Subsidi yang akan dialokasikan untuk Minyak Goreng Rakyat ini , diperoleh dari Levy ( Dana Pungutan = DP) export yang dikumpulkan oleh BPDP-KS
Pemerintah telah berketetapan, bahwa Minyak Goreng Rakyat ( Curah dan atau kemasan sederhana) untuk pasar domestik harus affordable dan available diseluruh TJP di Indonesia, dan harga yang affordable ini tidak diuntai ( cascade ) dari harga minyak sawit di pasar global yang tinggi dan punya volatity yang tinggi.
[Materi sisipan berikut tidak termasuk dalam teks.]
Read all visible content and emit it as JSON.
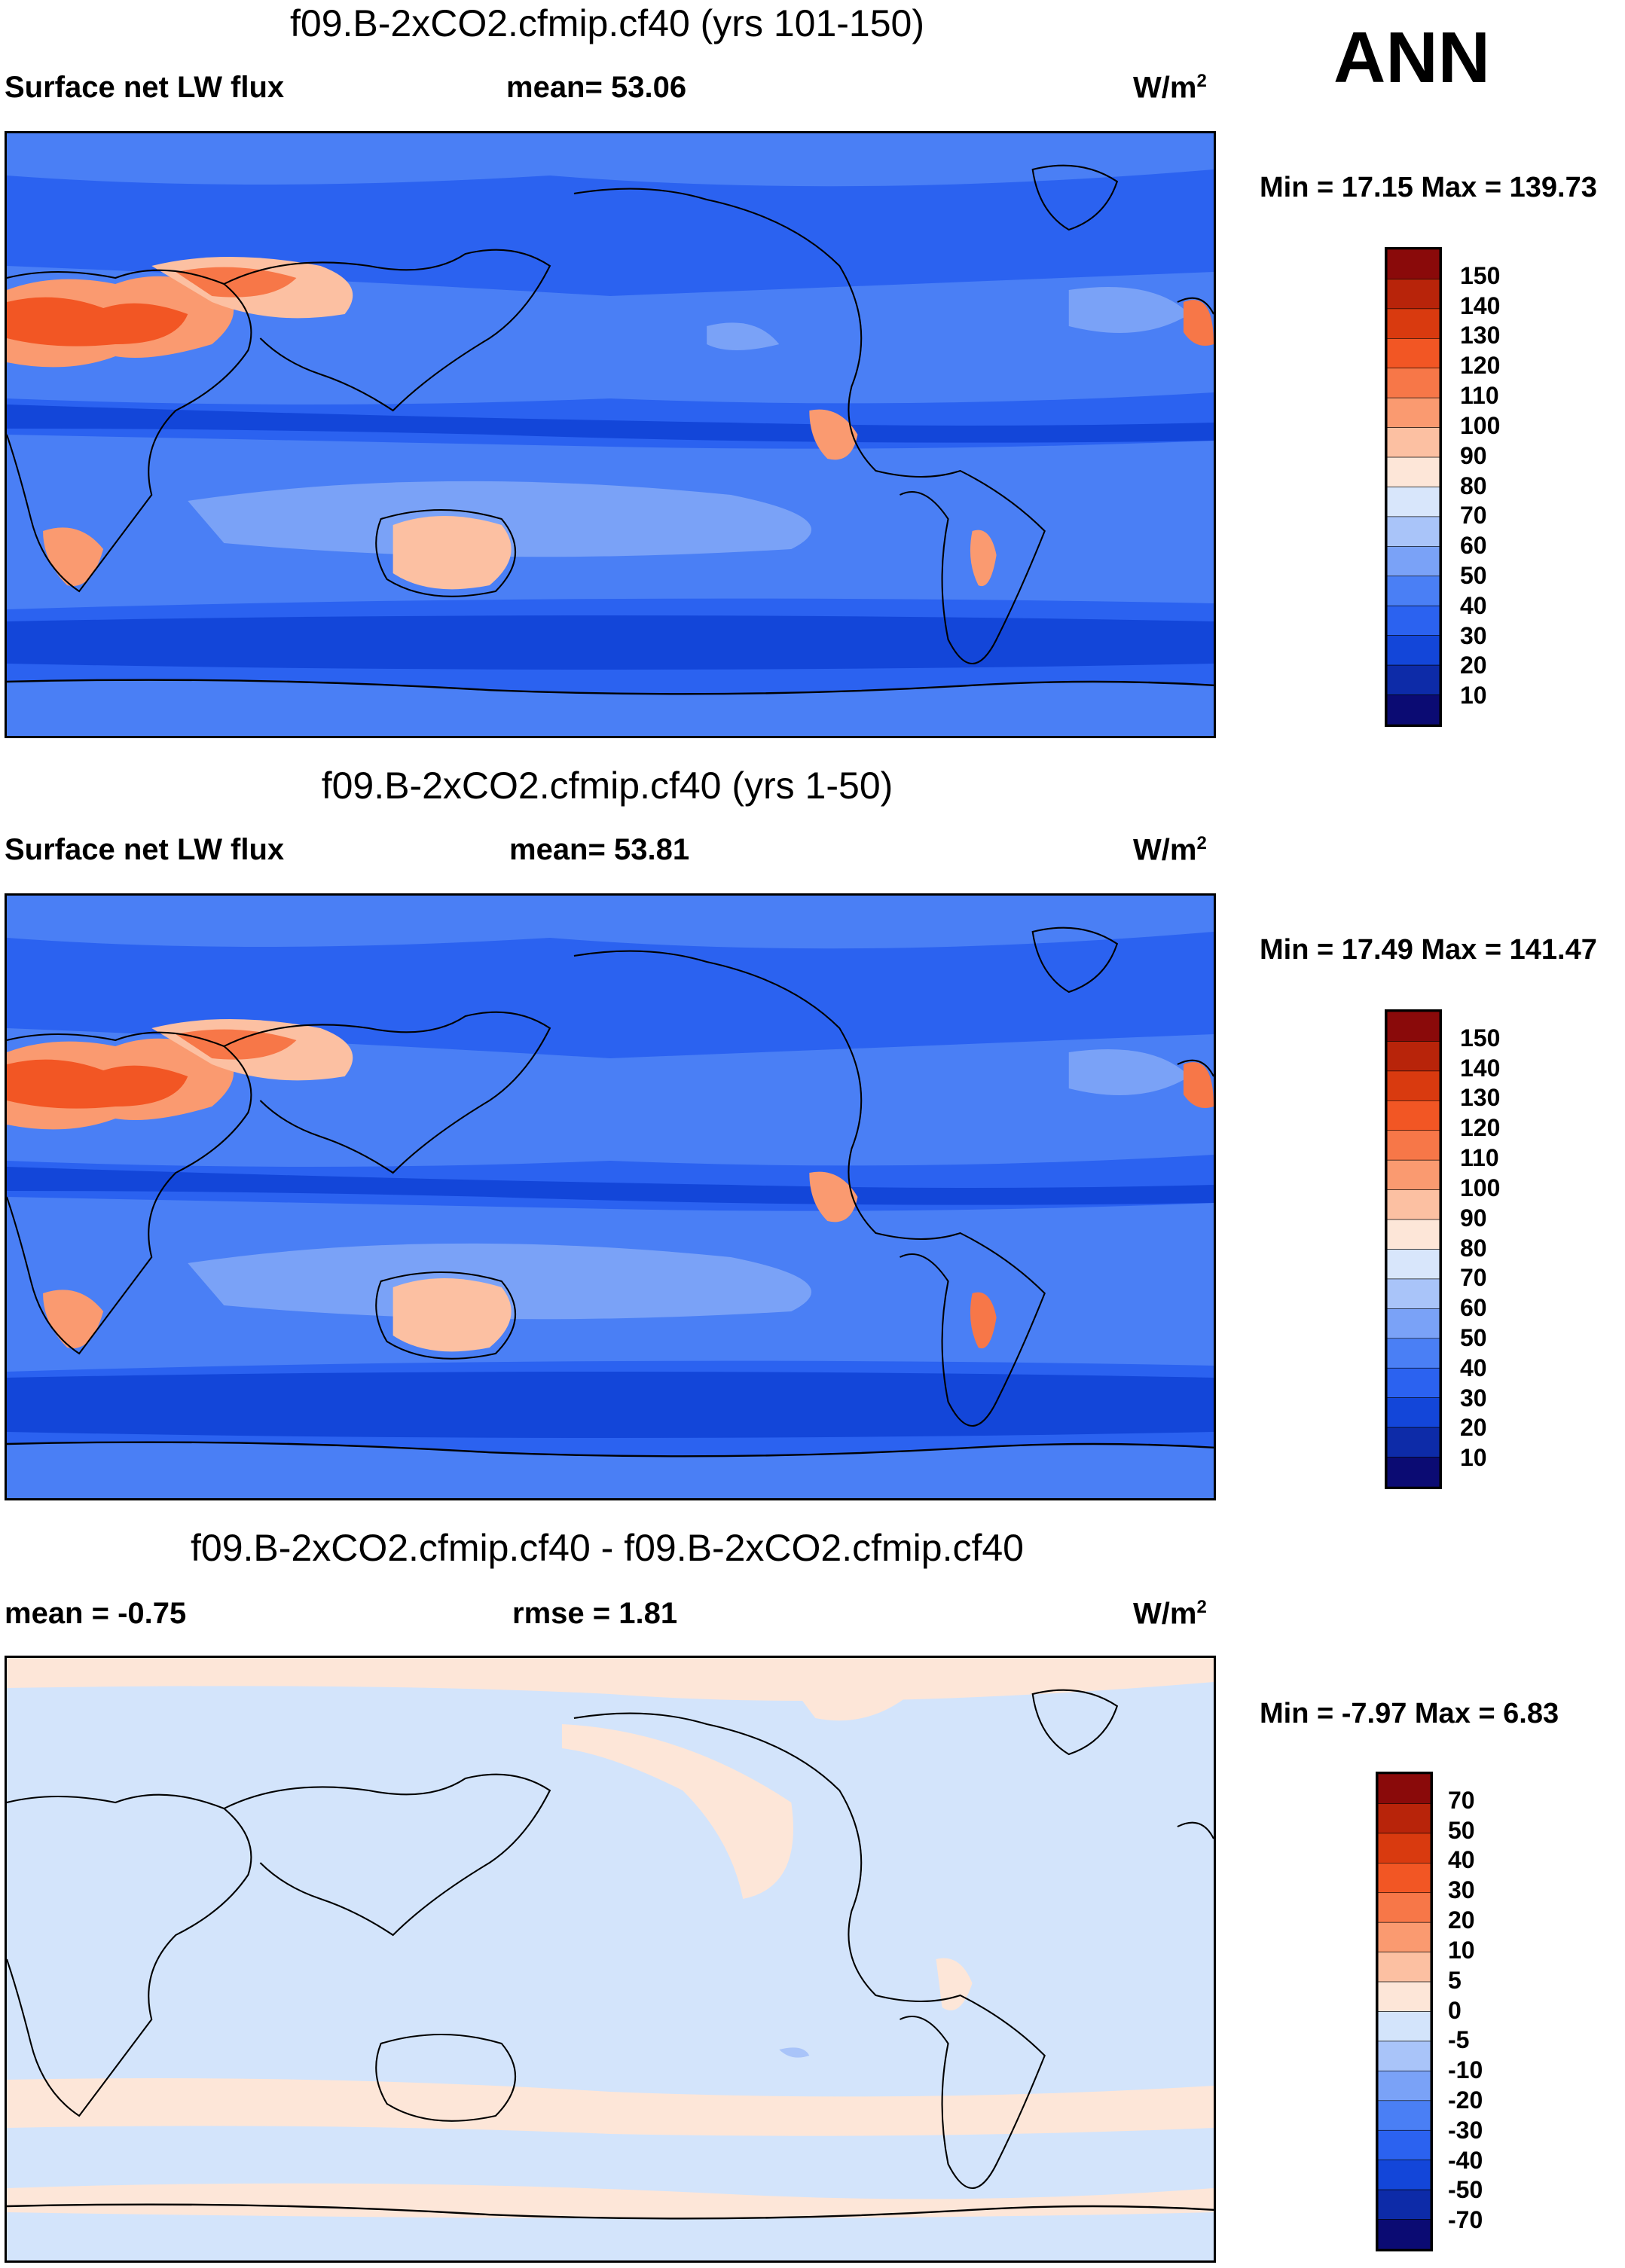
{
  "season": "ANN",
  "panels": [
    {
      "title": "f09.B-2xCO2.cfmip.cf40 (yrs 101-150)",
      "left_label": "Surface net LW flux",
      "mid_label": "mean=  53.06",
      "units": "W/m",
      "units_sup": "2",
      "minmax": "Min =  17.15 Max = 139.73",
      "colorbar": {
        "colors": [
          "#0b0b73",
          "#0d2ba8",
          "#1346d9",
          "#2b62f0",
          "#4a7ff5",
          "#7aa2f7",
          "#a9c4f9",
          "#d8e6fb",
          "#fde6d8",
          "#fcc0a2",
          "#fa9a70",
          "#f77748",
          "#f25624",
          "#d93a0f",
          "#b8240a",
          "#8a0a0a"
        ],
        "labels": [
          "150",
          "140",
          "130",
          "120",
          "110",
          "100",
          "90",
          "80",
          "70",
          "60",
          "50",
          "40",
          "30",
          "20",
          "10"
        ]
      }
    },
    {
      "title": "f09.B-2xCO2.cfmip.cf40 (yrs 1-50)",
      "left_label": "Surface net LW flux",
      "mid_label": "mean=  53.81",
      "units": "W/m",
      "units_sup": "2",
      "minmax": "Min =  17.49 Max = 141.47",
      "colorbar": {
        "colors": [
          "#0b0b73",
          "#0d2ba8",
          "#1346d9",
          "#2b62f0",
          "#4a7ff5",
          "#7aa2f7",
          "#a9c4f9",
          "#d8e6fb",
          "#fde6d8",
          "#fcc0a2",
          "#fa9a70",
          "#f77748",
          "#f25624",
          "#d93a0f",
          "#b8240a",
          "#8a0a0a"
        ],
        "labels": [
          "150",
          "140",
          "130",
          "120",
          "110",
          "100",
          "90",
          "80",
          "70",
          "60",
          "50",
          "40",
          "30",
          "20",
          "10"
        ]
      }
    },
    {
      "title": "f09.B-2xCO2.cfmip.cf40 - f09.B-2xCO2.cfmip.cf40",
      "left_label": "mean =  -0.75",
      "mid_label": "rmse =   1.81",
      "units": "W/m",
      "units_sup": "2",
      "minmax": "Min =  -7.97 Max =   6.83",
      "colorbar": {
        "colors": [
          "#0b0b73",
          "#0d2ba8",
          "#1346d9",
          "#2b62f0",
          "#4a7ff5",
          "#7aa2f7",
          "#a9c4f9",
          "#d3e4fb",
          "#fde6d8",
          "#fcc0a2",
          "#fa9a70",
          "#f77748",
          "#f25624",
          "#d93a0f",
          "#b8240a",
          "#8a0a0a"
        ],
        "labels": [
          "70",
          "50",
          "40",
          "30",
          "20",
          "10",
          "5",
          "0",
          "-5",
          "-10",
          "-20",
          "-30",
          "-40",
          "-50",
          "-70"
        ]
      }
    }
  ],
  "colors": {
    "ocean_deep": "#2b62f0",
    "ocean_mid": "#4a7ff5",
    "ocean_light": "#7aa2f7",
    "band_dark": "#1346d9",
    "desert_hot": "#f25624",
    "desert_warm": "#fa9a70",
    "desert_light": "#fcc0a2",
    "diff_blue": "#d3e4fb",
    "diff_orange": "#fde6d8"
  }
}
Risiko melencengnya MGKR , ke para spekulator akibat disparitas harga yang tinggi (= HAK-HET) tidak melakukan rush buying , dan MGKR mencapai masyarakat luas dengan baik ,maka alur pendistribusiannya ke TJP tepat sasaran diperlukan sistim monitorng /pengawasan dari Produsen – ke D1 – ke D2/Agen dan ke TJP dengan memakai IT yang telah ada, yaitu PUJLE dan SIMIRAH, dan D1 itu haruslah badan Pemerintah ( BULOG dan ID Food).
Karena D1-Pemerintah ini telah memiliki jaringan di berbagai Propinsi, dan sambil berjalan mereka akan memperbaiki systim distribusinya, agar MKGR sampai ke Konsumen secara efisien.
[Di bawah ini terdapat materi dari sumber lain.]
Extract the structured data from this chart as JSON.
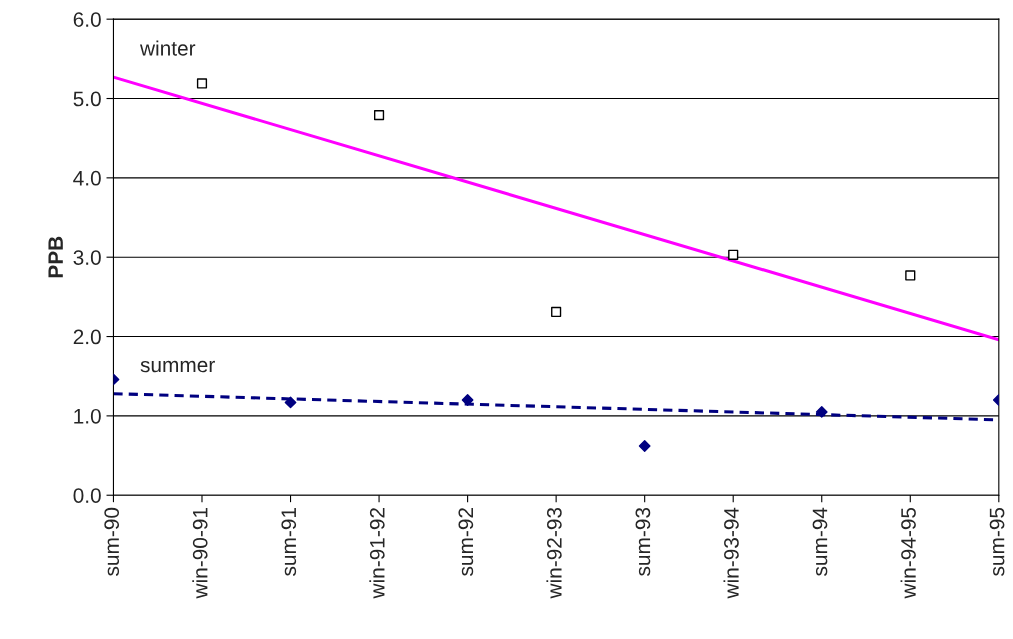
{
  "chart_data": {
    "type": "scatter",
    "ylabel": "PPB",
    "categories": [
      "sum-90",
      "win-90-91",
      "sum-91",
      "win-91-92",
      "sum-92",
      "win-92-93",
      "sum-93",
      "win-93-94",
      "sum-94",
      "win-94-95",
      "sum-95"
    ],
    "series": [
      {
        "color": "#000000",
        "marker": "square",
        "x": [
          "win-90-91",
          "win-91-92",
          "win-92-93",
          "win-93-94",
          "win-94-95"
        ],
        "values": [
          5.19,
          4.79,
          2.31,
          3.03,
          2.77
        ]
      },
      {
        "color": "#000080",
        "marker": "diamond",
        "x": [
          "sum-90",
          "sum-91",
          "sum-92",
          "sum-93",
          "sum-94",
          "sum-95"
        ],
        "values": [
          1.46,
          1.17,
          1.2,
          0.62,
          1.05,
          1.2
        ]
      },
      {
        "type": "line",
        "color": "#ff00ff",
        "line_style": "solid",
        "x": [
          "sum-90",
          "sum-95"
        ],
        "values": [
          5.27,
          1.96
        ]
      },
      {
        "type": "line",
        "color": "#000080",
        "line_style": "dashed",
        "x": [
          "sum-90",
          "sum-95"
        ],
        "values": [
          1.28,
          0.95
        ]
      }
    ],
    "annotations": [
      "winter",
      "summer"
    ],
    "ylim": [
      0,
      6
    ],
    "yticks": [
      {
        "value": 0,
        "label": "0.0"
      },
      {
        "value": 1,
        "label": "1.0"
      },
      {
        "value": 2,
        "label": "2.0"
      },
      {
        "value": 3,
        "label": "3.0"
      },
      {
        "value": 4,
        "label": "4.0"
      },
      {
        "value": 5,
        "label": "5.0"
      },
      {
        "value": 6,
        "label": "6.0"
      }
    ],
    "grid": "y",
    "legend": false
  }
}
Selain itu, Bulog dan ID Food turut aktif mengembangkan usaha packing minyak goreng di daerah, dengan menggandeng BUMD setempat. Hal ini penting dilakukan agar biaya transportasi dapat di minimalisir dan membuka lapangan kerja.
Diusulkan juga , dalam melaksanakan tata-kelola MGKR ini, D1 Pemerintah membeli/menem-patkan Order Pembelian ke Produsen-Produsen Migor ( ada 75 perusahaan yang ada ) dengan harga pasar (HAK) , dan untuk itu D1 -Pemerintah ini mendapatkan besaran Subsidi dari BPDP-KS, sesuai dengan kesepakatan/perjanjian kerja distribusi MKGR yang di buat bersama secara periodik.
Dampak positifnya ketertelusuran (Traceability) dari aliran minyak goreng semuanya tercatat di SIMIRAH dan Sistim IT Kemendag.
Terkait pemasok minyak goreng ke D1-Pemerintah ini , dapat diperoleh dari PT Perkebunan Nusantara, eksportir minyak goreng dan Produsen minyak goreng terdekat ke lokasi titik jual pasar, dan juga D1-Pemerintah dapat mengembangkan Industri Pengemasan Migor di berbagai daerah dan bekerjasama dengan BUMD.
Kita berharap adanya Program Minyak Goreng Kemasan Rakyat dengan pola “Subsidi” ini, Tata Kelola minyak goreng dalam negeri semakin baik dan tidak terjadi lagi carut-marut pasokan MKGR akibat kenaikan harga CPO di pasar global yang tinggi, dengan sendirinya bisa teratasi dengan baik.
……………………………………………………..o0o………………………………….Jakarta 7 Desember 2022.